The Festival of the snake charmers

Not to be confused with the founder of the Dominican order by the same name, St. Dominic from Foligno was a saint of Umbrian origin, born in 951 at Capodacqua near Foligno.
His cult is still being celebrated today at Cocullo, in Abruzzo, during the “Festival of the snake charmers”, a folkloric and religious event of great anthropologic interest.

Cocullo and few other places in Lazio and Abruzzo are exceptions, in that the figure of St. Dominic is not greatly known throughout the rest of Italy. Even in Umbria, where the saint was born in the tenth century, Dominic is almost completely unknown .

It was January 22, 1031 when the saint died at Sora. At Capodacqua (small village near Foligno) do they still celebrate the anniversary of his death by honoring a relic of the patron saint, and by singing an ancient psalm in Latin.
Venerated as the protector against bites from serpents and rabid dogs, Dominic was originally a Benedictine monk, educated at a monastery in Foligno, maybe in the Abbey of Sassovivo.


However he preferred the hermitic lifestyle to the cenobitic one, and thus he decided to leave Foligno in the direction of the wild mountains of Lazio, Molise and Abruzzo, where he founded various monasteries and performed many miracles.

As already mentioned, the great interest in his figure is linked to the traditional religious festival that take place at Cocullo, every first Thursday of May.
The absolute protagonists of the festival are the snakes, captured by the snake charmers of the village in the last days of April, offered to the saint with great devotion during the procession, and finally taken back to their holes in the forest at the conclusion of the festival.

The ritual is truly impressive and reaches its culmination in the moment when all the snake charmers place the captured reptiles on the statue of the saint, giving them the form of an enormous crown of snakes, that tangles around the head of the statue, and then slowly descends around its neck and arms.
Many devotees ask for a favor, a healing, or simply for the protection from viper bites.There are even those who invoke the saint in preventing toothaches.

In the Old Testament (Book of Genesis) the snake is a central figure in the Garden story, that represents the loss of immortality and wisdom: the serpent tempts Eve to seize wisdom, through disobeying God.
In many ancient cultures the serpent was considered a symbol of evil power and chaos from the underworld, as well as a symbol of fertility, life and healing.

Why at Cocullo the snakes are considered sacred?
We discover that in those wild lands – at a time when they were inhabited by an italic people named Marsi – the ancient mother goddess Angizia was worshipped and the snake was her attribute.
The Marsi dedicated to her the sanctuary uncovered in the old city of Anxa Angizia.
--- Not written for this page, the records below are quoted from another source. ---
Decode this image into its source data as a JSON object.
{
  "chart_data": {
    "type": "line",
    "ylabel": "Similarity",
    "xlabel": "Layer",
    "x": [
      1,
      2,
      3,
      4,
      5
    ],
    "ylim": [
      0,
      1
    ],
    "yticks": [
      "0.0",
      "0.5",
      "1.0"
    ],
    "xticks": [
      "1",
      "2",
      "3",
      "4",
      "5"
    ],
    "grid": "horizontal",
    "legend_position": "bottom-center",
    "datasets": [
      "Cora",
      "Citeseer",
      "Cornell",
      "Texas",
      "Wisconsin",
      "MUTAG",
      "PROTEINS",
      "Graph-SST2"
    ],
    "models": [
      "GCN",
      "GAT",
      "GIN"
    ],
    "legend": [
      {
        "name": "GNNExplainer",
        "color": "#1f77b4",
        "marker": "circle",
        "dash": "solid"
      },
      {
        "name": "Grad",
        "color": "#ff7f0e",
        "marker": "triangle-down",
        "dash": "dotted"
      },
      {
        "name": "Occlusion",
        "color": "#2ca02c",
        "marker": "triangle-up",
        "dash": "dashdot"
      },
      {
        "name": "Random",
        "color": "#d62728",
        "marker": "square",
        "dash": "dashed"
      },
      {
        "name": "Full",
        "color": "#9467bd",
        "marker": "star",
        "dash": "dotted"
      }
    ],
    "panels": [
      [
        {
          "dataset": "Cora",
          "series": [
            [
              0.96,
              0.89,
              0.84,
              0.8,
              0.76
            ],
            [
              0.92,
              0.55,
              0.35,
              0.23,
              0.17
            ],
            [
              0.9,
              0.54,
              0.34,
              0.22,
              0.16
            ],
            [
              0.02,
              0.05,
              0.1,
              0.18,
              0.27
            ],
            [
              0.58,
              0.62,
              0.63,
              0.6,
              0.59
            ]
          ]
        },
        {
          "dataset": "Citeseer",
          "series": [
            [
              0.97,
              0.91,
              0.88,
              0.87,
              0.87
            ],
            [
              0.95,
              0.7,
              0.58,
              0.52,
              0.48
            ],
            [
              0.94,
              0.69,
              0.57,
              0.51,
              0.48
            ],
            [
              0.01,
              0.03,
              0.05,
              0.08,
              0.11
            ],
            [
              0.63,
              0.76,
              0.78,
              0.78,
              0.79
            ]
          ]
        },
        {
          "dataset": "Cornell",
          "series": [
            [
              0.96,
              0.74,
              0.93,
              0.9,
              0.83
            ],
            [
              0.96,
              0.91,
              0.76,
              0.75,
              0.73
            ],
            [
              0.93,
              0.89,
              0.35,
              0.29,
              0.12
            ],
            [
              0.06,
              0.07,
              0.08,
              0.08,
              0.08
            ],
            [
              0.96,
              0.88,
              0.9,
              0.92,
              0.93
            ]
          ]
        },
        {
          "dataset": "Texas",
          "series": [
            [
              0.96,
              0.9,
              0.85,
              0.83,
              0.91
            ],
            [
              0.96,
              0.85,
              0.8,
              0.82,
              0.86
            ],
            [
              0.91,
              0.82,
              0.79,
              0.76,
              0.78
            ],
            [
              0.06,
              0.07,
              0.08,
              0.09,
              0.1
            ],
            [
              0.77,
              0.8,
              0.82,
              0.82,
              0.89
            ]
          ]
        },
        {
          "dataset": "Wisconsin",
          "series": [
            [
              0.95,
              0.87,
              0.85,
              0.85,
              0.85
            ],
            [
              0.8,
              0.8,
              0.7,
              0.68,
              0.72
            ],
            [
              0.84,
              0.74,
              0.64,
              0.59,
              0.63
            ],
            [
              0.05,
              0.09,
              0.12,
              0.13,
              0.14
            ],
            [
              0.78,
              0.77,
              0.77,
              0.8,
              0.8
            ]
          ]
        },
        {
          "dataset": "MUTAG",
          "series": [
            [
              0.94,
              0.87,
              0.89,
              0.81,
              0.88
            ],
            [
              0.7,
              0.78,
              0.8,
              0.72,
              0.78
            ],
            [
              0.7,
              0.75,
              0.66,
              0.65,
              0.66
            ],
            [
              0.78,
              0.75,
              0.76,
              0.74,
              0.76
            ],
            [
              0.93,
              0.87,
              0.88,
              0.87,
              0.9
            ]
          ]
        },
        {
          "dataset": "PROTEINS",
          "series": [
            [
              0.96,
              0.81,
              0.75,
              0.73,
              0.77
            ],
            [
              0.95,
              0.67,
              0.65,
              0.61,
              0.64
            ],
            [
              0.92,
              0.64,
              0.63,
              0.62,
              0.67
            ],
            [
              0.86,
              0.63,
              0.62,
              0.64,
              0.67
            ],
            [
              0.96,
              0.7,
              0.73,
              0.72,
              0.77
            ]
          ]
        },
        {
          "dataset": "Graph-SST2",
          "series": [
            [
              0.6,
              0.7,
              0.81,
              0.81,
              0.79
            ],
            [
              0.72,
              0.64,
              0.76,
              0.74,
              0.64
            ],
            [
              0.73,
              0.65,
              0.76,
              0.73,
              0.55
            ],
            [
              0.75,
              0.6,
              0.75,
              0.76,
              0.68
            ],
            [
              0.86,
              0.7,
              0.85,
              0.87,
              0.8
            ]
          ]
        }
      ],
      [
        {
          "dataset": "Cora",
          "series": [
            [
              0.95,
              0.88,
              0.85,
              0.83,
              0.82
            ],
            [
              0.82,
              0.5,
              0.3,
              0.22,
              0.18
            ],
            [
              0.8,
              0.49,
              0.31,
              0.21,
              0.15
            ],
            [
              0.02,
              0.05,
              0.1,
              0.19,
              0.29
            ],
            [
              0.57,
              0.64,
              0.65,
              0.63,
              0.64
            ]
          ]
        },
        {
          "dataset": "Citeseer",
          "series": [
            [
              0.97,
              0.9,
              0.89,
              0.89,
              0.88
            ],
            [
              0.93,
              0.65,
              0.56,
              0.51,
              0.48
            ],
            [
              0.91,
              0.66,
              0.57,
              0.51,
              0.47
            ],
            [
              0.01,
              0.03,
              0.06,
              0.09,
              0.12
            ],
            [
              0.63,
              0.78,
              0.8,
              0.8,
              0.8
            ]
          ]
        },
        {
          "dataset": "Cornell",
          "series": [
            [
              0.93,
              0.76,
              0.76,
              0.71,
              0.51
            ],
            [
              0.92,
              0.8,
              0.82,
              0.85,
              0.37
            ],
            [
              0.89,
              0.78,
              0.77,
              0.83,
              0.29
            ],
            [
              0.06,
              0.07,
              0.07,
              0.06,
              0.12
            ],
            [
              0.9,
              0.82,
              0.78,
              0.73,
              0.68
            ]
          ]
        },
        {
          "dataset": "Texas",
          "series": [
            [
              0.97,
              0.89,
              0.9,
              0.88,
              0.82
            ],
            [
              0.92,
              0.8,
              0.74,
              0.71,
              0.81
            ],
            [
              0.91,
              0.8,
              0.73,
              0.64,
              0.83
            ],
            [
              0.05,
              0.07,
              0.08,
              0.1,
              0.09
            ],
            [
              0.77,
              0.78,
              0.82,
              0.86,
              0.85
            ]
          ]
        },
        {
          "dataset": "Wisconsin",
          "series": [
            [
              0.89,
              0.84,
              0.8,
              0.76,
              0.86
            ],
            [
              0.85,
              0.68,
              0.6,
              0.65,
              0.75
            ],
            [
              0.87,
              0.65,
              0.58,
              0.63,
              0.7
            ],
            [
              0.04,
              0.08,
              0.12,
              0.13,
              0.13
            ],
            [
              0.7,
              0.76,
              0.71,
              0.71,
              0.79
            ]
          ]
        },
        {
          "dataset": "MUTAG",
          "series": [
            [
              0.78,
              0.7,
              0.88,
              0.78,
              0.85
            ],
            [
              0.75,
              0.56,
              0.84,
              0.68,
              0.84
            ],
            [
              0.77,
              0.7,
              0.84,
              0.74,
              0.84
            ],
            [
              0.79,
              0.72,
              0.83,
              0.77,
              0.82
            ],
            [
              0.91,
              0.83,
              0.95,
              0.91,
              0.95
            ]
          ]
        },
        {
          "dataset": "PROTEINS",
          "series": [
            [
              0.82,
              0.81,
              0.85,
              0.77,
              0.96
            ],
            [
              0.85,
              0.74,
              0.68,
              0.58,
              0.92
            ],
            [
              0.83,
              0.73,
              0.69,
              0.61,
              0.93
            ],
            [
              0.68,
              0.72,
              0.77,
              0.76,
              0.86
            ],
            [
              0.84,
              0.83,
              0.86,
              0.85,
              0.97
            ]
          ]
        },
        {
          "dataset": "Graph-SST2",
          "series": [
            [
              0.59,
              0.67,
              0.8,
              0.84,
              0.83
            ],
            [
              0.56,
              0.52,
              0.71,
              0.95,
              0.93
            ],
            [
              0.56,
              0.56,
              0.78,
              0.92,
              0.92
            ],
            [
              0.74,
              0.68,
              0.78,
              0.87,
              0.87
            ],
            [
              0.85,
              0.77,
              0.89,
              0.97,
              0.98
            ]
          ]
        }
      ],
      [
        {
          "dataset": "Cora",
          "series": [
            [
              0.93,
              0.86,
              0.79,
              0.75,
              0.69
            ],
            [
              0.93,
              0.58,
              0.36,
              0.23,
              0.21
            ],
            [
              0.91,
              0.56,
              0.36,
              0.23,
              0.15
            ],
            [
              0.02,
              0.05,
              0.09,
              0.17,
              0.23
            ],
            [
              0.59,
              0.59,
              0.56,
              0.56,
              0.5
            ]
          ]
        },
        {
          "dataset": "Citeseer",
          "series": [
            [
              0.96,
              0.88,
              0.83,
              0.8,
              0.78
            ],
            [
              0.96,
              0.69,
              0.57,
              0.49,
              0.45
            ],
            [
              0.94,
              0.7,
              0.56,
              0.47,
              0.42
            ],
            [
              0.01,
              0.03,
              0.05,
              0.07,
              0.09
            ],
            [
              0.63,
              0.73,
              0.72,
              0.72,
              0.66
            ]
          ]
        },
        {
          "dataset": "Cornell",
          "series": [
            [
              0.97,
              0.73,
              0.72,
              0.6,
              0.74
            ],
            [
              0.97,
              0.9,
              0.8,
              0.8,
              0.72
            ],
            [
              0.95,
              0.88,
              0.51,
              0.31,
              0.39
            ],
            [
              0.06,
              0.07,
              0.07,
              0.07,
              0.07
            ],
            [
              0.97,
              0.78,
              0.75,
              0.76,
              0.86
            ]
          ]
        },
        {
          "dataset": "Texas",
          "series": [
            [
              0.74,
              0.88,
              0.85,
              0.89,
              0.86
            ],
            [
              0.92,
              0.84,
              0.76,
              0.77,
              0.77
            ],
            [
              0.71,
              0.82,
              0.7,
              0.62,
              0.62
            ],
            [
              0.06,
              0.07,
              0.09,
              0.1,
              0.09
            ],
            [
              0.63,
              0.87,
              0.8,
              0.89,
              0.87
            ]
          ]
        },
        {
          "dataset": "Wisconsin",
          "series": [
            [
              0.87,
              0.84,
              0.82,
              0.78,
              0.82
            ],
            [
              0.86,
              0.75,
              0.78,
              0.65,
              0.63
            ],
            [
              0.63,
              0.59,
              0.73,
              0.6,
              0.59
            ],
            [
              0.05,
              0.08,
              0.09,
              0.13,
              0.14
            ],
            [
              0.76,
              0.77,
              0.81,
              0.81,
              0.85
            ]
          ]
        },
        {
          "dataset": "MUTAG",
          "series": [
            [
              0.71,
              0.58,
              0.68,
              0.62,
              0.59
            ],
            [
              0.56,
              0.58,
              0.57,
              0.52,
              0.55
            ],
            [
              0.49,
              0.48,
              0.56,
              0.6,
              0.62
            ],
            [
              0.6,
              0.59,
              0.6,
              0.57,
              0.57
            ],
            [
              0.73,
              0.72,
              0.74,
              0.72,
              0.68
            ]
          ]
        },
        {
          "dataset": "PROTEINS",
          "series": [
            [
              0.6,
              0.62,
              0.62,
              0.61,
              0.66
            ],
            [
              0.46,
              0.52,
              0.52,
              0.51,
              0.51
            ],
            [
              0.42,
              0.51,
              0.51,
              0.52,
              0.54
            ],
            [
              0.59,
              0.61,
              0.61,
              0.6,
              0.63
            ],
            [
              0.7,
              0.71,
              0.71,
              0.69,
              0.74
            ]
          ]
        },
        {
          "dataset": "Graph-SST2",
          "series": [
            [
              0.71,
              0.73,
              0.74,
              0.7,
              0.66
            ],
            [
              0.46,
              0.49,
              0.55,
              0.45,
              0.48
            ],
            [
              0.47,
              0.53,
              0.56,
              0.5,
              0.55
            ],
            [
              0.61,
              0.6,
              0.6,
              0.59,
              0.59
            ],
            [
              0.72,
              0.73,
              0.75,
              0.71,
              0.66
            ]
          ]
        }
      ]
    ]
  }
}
Even the existence of a sacred wood named “Lucus Angitiae” reminds to the name of the present town “Luco dei Marsi”.
Angizia was an Italic deity tied to fertility rites. The tradition tells us that it was through her that the Marsi learned the art of phytotherapy and became famous to treat the bites of venomous serpents.
With the advent of Christianity the cult of the ancient goddess of fertility was not immediately abandoned. The christian rite of Cocullo could represent a slow syncretic process coming from the preexisting cult for Angizia. The early christian community of the Marsica region could have replaced the ancient worshipping for the mother goddess with the new cult for the  medieval “Healer Saint,” absorbing the old pagan rituals and performing them in the new medieval folkloric and religious tradition: the Festival of the Snake charmers.